Avrebbe potuto arrestarsi al solito esibizionismo conformista a cui sembrava votato e che contagiava molti suoi contemporanei, ma incontrò due donne che in modo diverso lo fecero deviare da un percorso di ovvietà. La prima era una sirena bellissima,Tilly Losch, ballerina, attrice, coreografa austriaca trapiantata a Londra. Lui fece tutto quel che un eccentrico avrebbe fatto per conquistarla, persino adattare un letto nella Rolls-Royce per farla tornare riposata a West Dean dopo gli spettacoli in città. La seconda era una sfinge, la viscontessa Marie-Laure de Noailles, presso la quale James si rifugiò dopo il naufragio del matrimonio con Tilly a soli tre anni dalla celebrazione. Nella villa Noailles a Hyères il giovanotto da poco divorziato fu introdotto ai misteri eleusini dello snobismo razionalista, e sulle orme dei fantomatici ospiti ideati da Man Ray in quelle stesse stanze (1929, Les Mystères du Chauteau des Dé girata in quegli ambienti) cadde in preda a un furore surrealista.

Per tutto il 1937 pagò Salvador Dalí per ogni opera il pittore avesse realizzato nei dodici mesi; due anni dopo sponsorizzò l’intervento dell’artista alla New York World Fair, quella in cui Dalí pronunciò un famoso discorso chiuso in una tuta da palombaro, comprata con James a Londra dalla celebre ditta Siebe Gorman e tanto ermetica da rendere difficoltosa l’apertura quando l’artista iniziò a dare segni di asfissiamento. A René Magritte commissionò diverse tele, molte delle quali oggi al Boijmans Van Beuningen di Rotterdam, fra cui i due celebri ritratti del 1937. Ne La reproduction interdite, il più famoso dei due, James è di spalle a mezzo busto rivolto verso uno specchio in cui è una sua identica immagine, ancora di spalle. In Le principe du Plaisir James è compostamente seduto e abbigliato ma il volto è un’irradiazione accecante.

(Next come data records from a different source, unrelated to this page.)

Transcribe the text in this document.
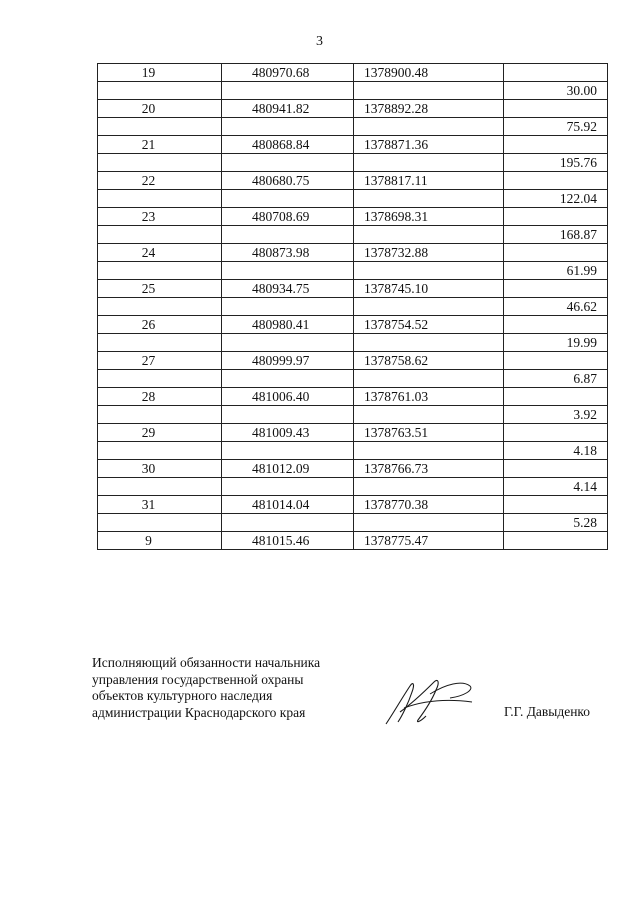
3
19	480970.68	1378900.48	
			30.00
20	480941.82	1378892.28	
			75.92
21	480868.84	1378871.36	
			195.76
22	480680.75	1378817.11	
			122.04
23	480708.69	1378698.31	
			168.87
24	480873.98	1378732.88	
			61.99
25	480934.75	1378745.10	
			46.62
26	480980.41	1378754.52	
			19.99
27	480999.97	1378758.62	
			6.87
28	481006.40	1378761.03	
			3.92
29	481009.43	1378763.51	
			4.18
30	481012.09	1378766.73	
			4.14
31	481014.04	1378770.38	
			5.28
9	481015.46	1378775.47	
Исполняющий обязанности начальника
управления государственной охраны
объектов культурного наследия
администрации Краснодарского края	Г.Г. Давыденко
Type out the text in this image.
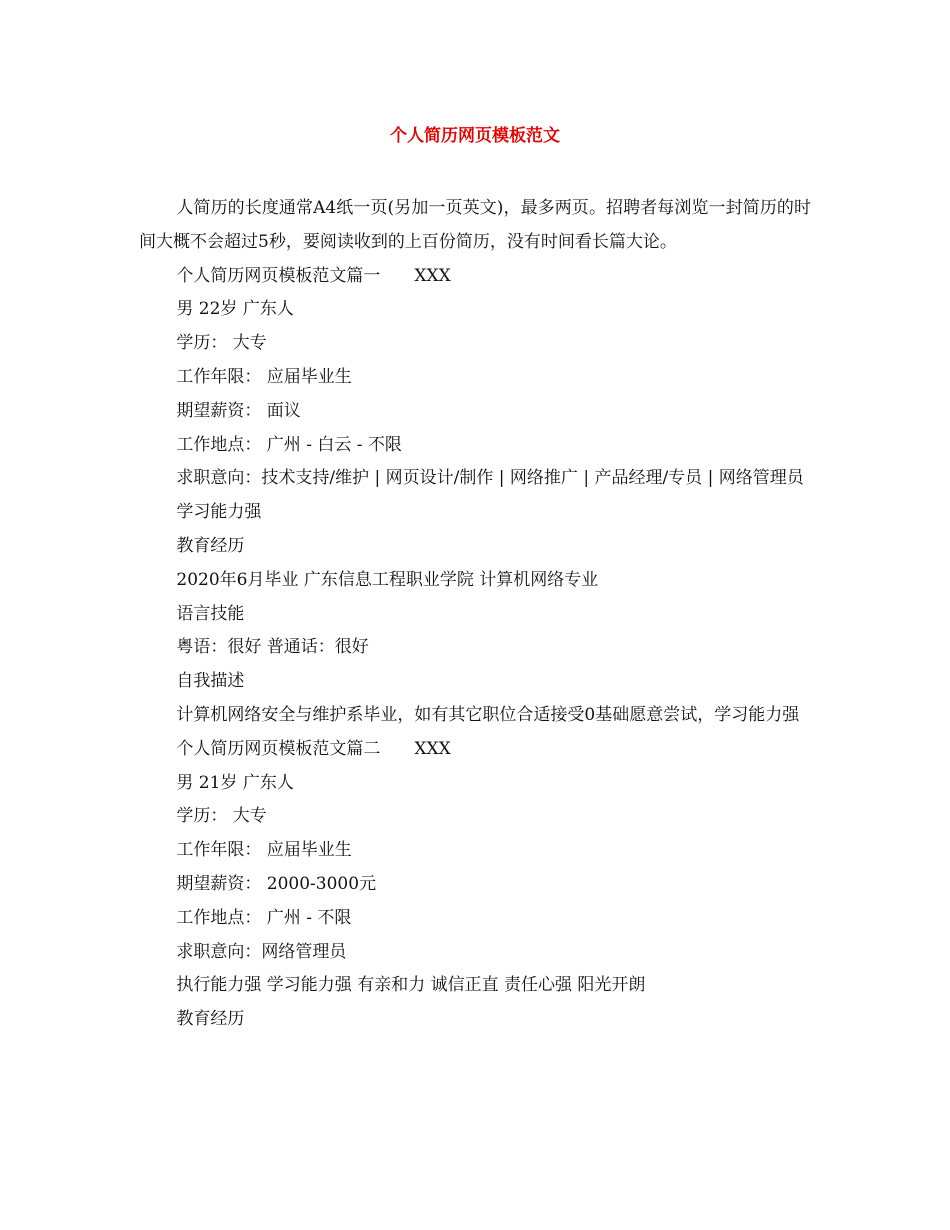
个人简历网页模板范文

人简历的长度通常A4纸一页(另加一页英文)，最多两页。招聘者每浏览一封简历的时间大概不会超过5秒，要阅读收到的上百份简历，没有时间看长篇大论。

个人简历网页模板范文篇一 XXX

男 22岁 广东人

学历： 大专

工作年限： 应届毕业生

期望薪资： 面议

工作地点： 广州 - 白云 - 不限

求职意向：技术支持/维护 | 网页设计/制作 | 网络推广 | 产品经理/专员 | 网络管理员

学习能力强

教育经历

2020年6月毕业 广东信息工程职业学院 计算机网络专业

语言技能

粤语：很好 普通话：很好

自我描述

计算机网络安全与维护系毕业，如有其它职位合适接受0基础愿意尝试，学习能力强

个人简历网页模板范文篇二 XXX

男 21岁 广东人

学历： 大专

工作年限： 应届毕业生

期望薪资： 2000-3000元

工作地点： 广州 - 不限

求职意向：网络管理员

执行能力强 学习能力强 有亲和力 诚信正直 责任心强 阳光开朗

教育经历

Poi iniziò a progettare lui stesso. Abbandonata West Dean andò a vivere poco distante, a Monkton House, un edificio costruito agli inizi del secolo dal padre. Lì, insieme a Dalí, all’arredatrice Syrie Maugham e ad altri artisti, allestì un paesaggio onirico, ibridando mobili tradizionali con creazioni allucinate come il divano Mae West lips (la bocca scarlatta dell’attrice trasformata in sofà), la lampada fatta con coppe di champagne metalliche sovrapposte e il telefono aragosta, tutti disegnati da Dalí su idee dello stesso James. Per coprire i gradini di una scala a chiocciola fece tessere una moquette in cui erano stampate le impronte della moglie a ricordo di quando aveva percorso gli stessi gradini appena uscita dalla doccia.

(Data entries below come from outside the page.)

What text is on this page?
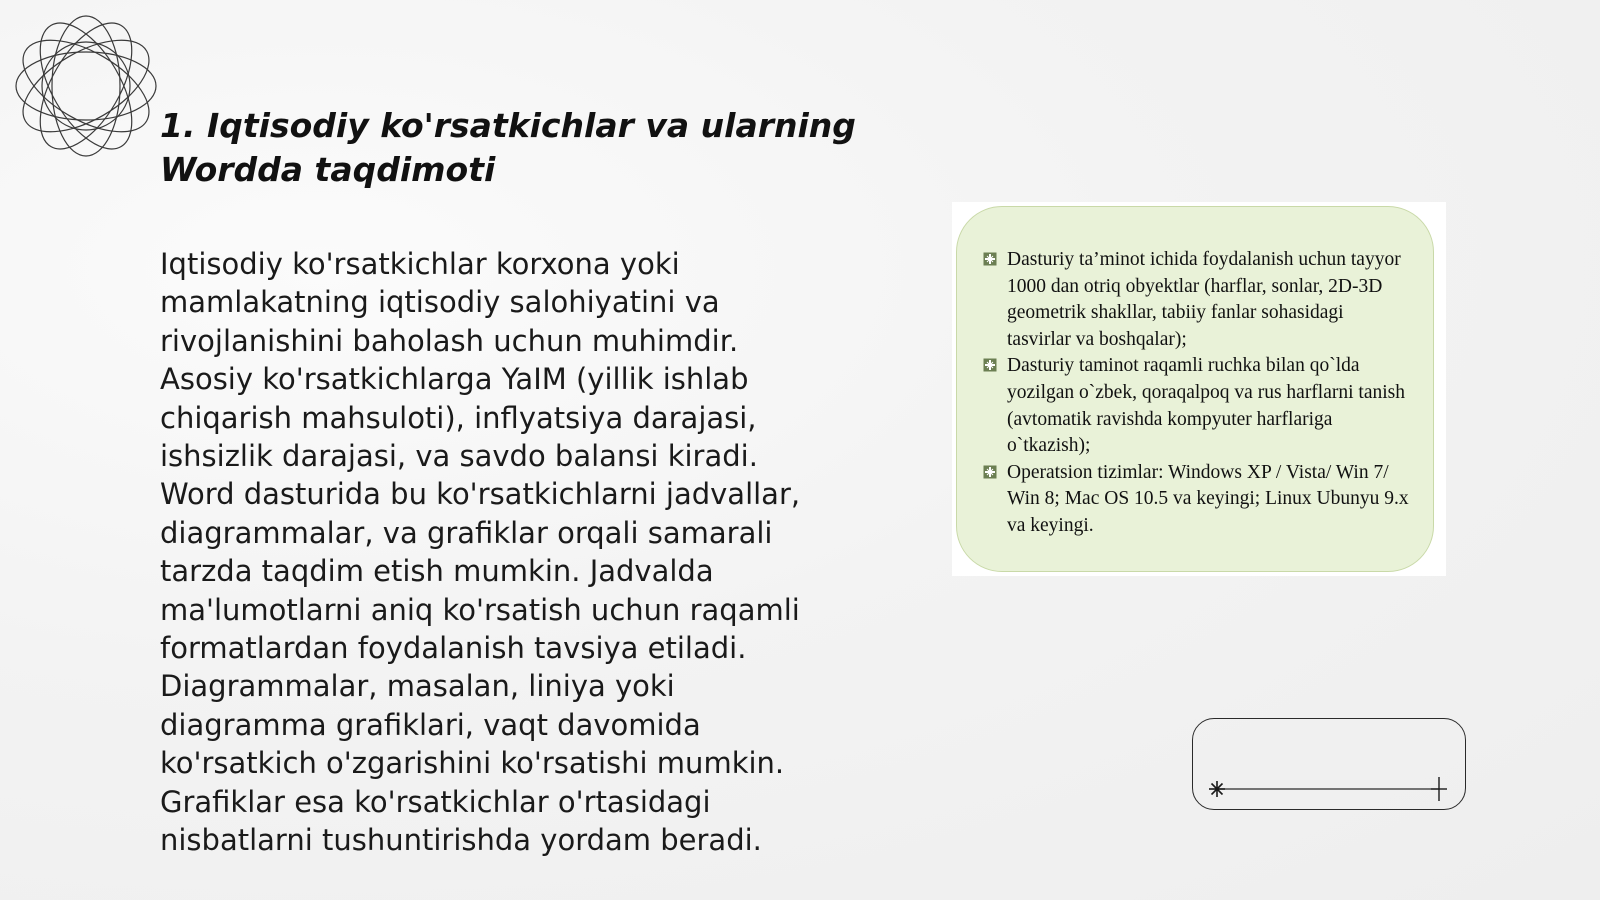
1. Iqtisodiy ko'rsatkichlar va ularning Wordda taqdimoti

Iqtisodiy ko'rsatkichlar korxona yoki mamlakatning iqtisodiy salohiyatini va rivojlanishini baholash uchun muhimdir. Asosiy ko'rsatkichlarga YaIM (yillik ishlab chiqarish mahsuloti), inflyatsiya darajasi, ishsizlik darajasi, va savdo balansi kiradi. Word dasturida bu ko'rsatkichlarni jadvallar, diagrammalar, va grafiklar orqali samarali tarzda taqdim etish mumkin. Jadvalda ma'lumotlarni aniq ko'rsatish uchun raqamli formatlardan foydalanish tavsiya etiladi. Diagrammalar, masalan, liniya yoki diagramma grafiklari, vaqt davomida ko'rsatkich o'zgarishini ko'rsatishi mumkin. Grafiklar esa ko'rsatkichlar o'rtasidagi nisbatlarni tushuntirishda yordam beradi.

Dasturiy ta’minot ichida foydalanish uchun tayyor 1000 dan otriq obyektlar (harflar, sonlar, 2D-3D geometrik shakllar, tabiiy fanlar sohasidagi tasvirlar va boshqalar);
Dasturiy taminot raqamli ruchka bilan qo`lda yozilgan o`zbek, qoraqalpoq va rus harflarni tanish (avtomatik ravishda kompyuter harflariga o`tkazish);
Operatsion tizimlar: Windows XP / Vista/ Win 7/ Win 8; Mac OS 10.5 va keyingi; Linux Ubunyu 9.x va keyingi.
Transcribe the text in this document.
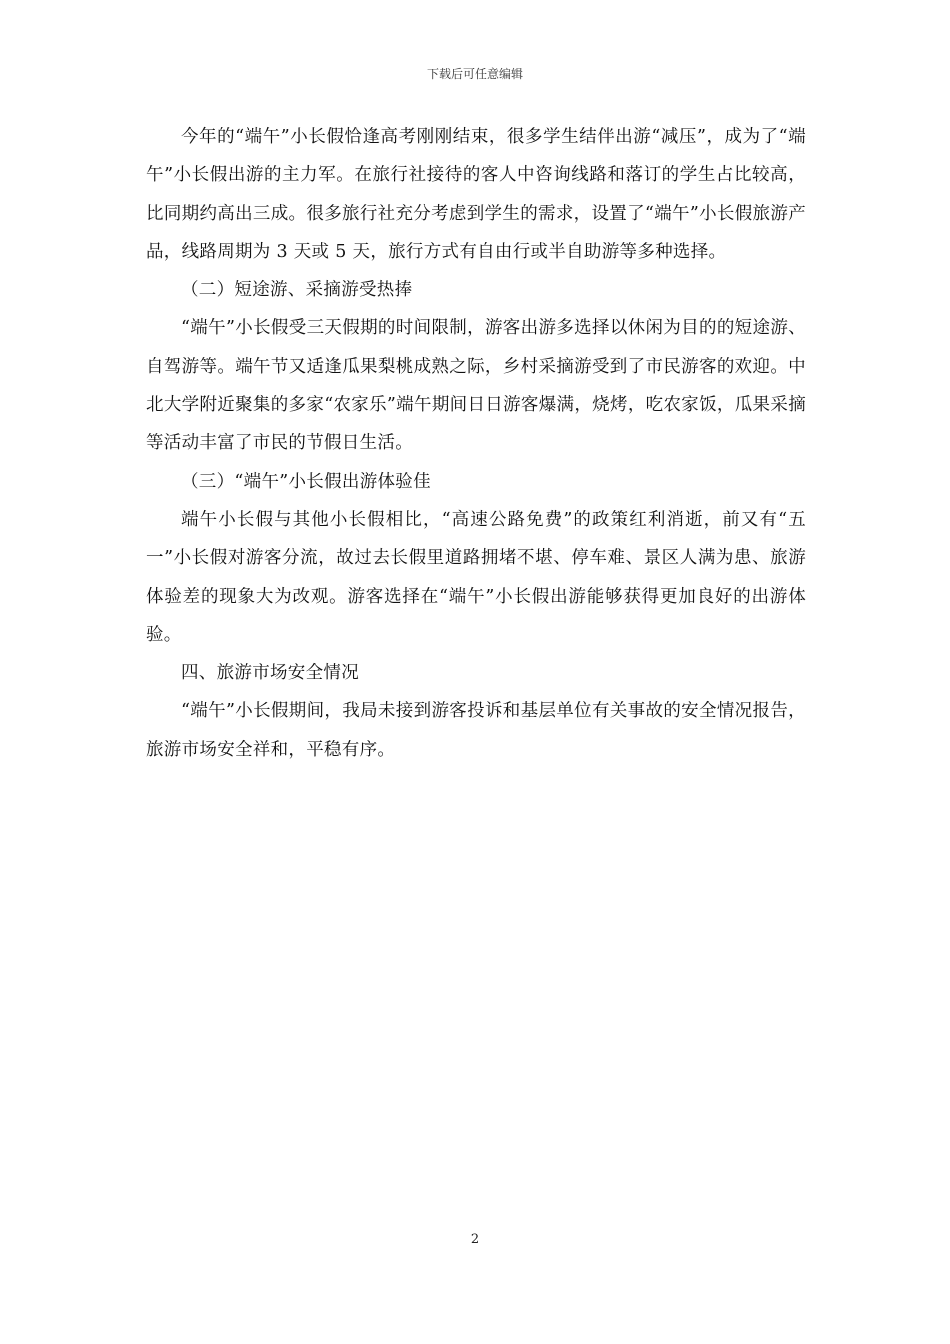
下载后可任意编辑

今年的“端午”小长假恰逢高考刚刚结束，很多学生结伴出游“减压”，成为了“端午”小长假出游的主力军。在旅行社接待的客人中咨询线路和落订的学生占比较高，比同期约高出三成。很多旅行社充分考虑到学生的需求，设置了“端午”小长假旅游产品，线路周期为 3 天或 5 天，旅行方式有自由行或半自助游等多种选择。

（二）短途游、采摘游受热捧

“端午”小长假受三天假期的时间限制，游客出游多选择以休闲为目的的短途游、自驾游等。端午节又适逢瓜果梨桃成熟之际，乡村采摘游受到了市民游客的欢迎。中北大学附近聚集的多家“农家乐”端午期间日日游客爆满，烧烤，吃农家饭，瓜果采摘等活动丰富了市民的节假日生活。

（三）“端午”小长假出游体验佳

端午小长假与其他小长假相比，“高速公路免费”的政策红利消逝，前又有“五一”小长假对游客分流，故过去长假里道路拥堵不堪、停车难、景区人满为患、旅游体验差的现象大为改观。游客选择在“端午”小长假出游能够获得更加良好的出游体验。

四、旅游市场安全情况

“端午”小长假期间，我局未接到游客投诉和基层单位有关事故的安全情况报告，旅游市场安全祥和，平稳有序。

2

Poi arrivò la guerra, e il richiamo della terra ancestrale lo portò su un altro versante dell’eccentricità, anche quello non estraneo a scrittori e artisti dell’epoca: misticismo, Messico e, inevitabilmente, droga. Iniziò dalla colonia di pittori e scrittori a Tao, fondata da Mabel Dodge, dove venne apprezzato per lo spirito e l’allegria. Poi iniziò a girare il paese intero, insieme a Plutarco Gastélum, un giovanotto bello e un po’ primitivo che divenne l’amore degli anni a venire. Con lui costruì finalmente la sua opera maestra, Las Pozas a Xilitla, uno dei più esuberanti paesaggi surrealisti con vertiginose strutture in cemento e acque gocciolanti inestricabilmente circondate da una flora lussureggiante.

I costi di quella Villa d’Este stregata lo costrinsero a vendere quasi tutta la sua collezione d’arte. West Dean, vuota, fu destinata a divenire un’energica scuola per lo studio delle tecniche artigianali e il restauro di manufatti di vario tipo, tuttora operante con successo. Monkton invece fu messa in vendita nel 1987 dalla fondazione Edward James che la possedeva, tre anni dopo la morte del proprietario. In Inghilterra si scatenò allora una campagna affinché la casa fosse considerata un bene da preservare, ma ogni sforzo fu inutile. Nel 2016 si tenne un’asta in cui andarono dispersi più di centocinquanta lotti, fra cui disegni di Pavel Tchelitchew, Christian Bérard, il divano e il telefono aragosta di Dalí.

Ma la moquette con le impronte dei piedi di Tilly Losch, considerata una delle più bislacche testimonianze dell’arredo surrealista, è stata conservata e rimontata con grande rispetto nella scuola di West Dean.